How we keep your intelligence yours

The model
Swappable. No single provider owns your stack.
Your data
Your calls and prompts stay your asset, not training fuel.
The cost curve
You inherit falling token prices automatically.
The hard moments
AI carries the volume, a person takes what matters.

The other half: humans become the premium, not the casualty

A person laughing warmly during a headset call
The winning pattern is not fewer people. It is people freed for the calls that deserve them.
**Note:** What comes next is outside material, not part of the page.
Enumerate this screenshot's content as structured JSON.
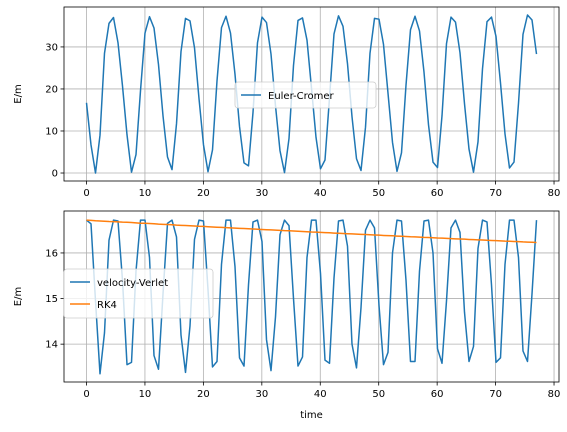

The back half of that segment was a genuine argument about jobs, and it is worth your time. The short version: the data does not show AI erasing work. A study of more than twenty-one thousand firms found the companies that adopted AI hardest actually grew their headcount, entry-level roles included. What is happening is displacement and reshaping, not a cliff. And the most interesting prediction was this: as more gets automated, a human in the loop becomes the premium, not the cost. Klarna is the tell. They replaced their support team with AI, made a lot of noise about it, then quietly reversed course, because customers want to know a real person is there when it counts.

That is exactly how we think about voice. The goal was never to fire your receptionist. It is to let AI carry the volume, the after-hours calls, the routine questions, the overflow at lunchtime, and hand the calls that genuinely need a person straight to a human, with the context already gathered. The machine takes the boring nine calls. Your best person takes the tenth, the one that was worth taking.

What I would actually do about it

If you run a business, here is what forty minutes of very sharp people amounts to in practice:

  • Do not marry one model. Build or buy on something that lets you swap the intelligence layer without re-platforming.
  • Treat your data as your edge. Before you hand a dataset to any AI provider, ask what they become once they have it.
  • Design for cheap. Assume intelligence keeps getting cheaper and stop rationing it. The teams pulling ahead are the ones spending tokens on things that were not worth it last year.
  • Put a human on the moments that matter. Automate the volume, not the relationship.
  • Move now. The phrase from the show was slow down to speed up. The businesses setting this up today are the ones that will look untouchable in eighteen months.

None of this is a prediction I am making from the outside. It is the bet we already made. SmartAlex is what intelligence sovereignty looks like when you point it at the phone: your own engine, your own data, a person where it counts, and none of your edge leaking to a company that might wake up tomorrow and decide to compete with you.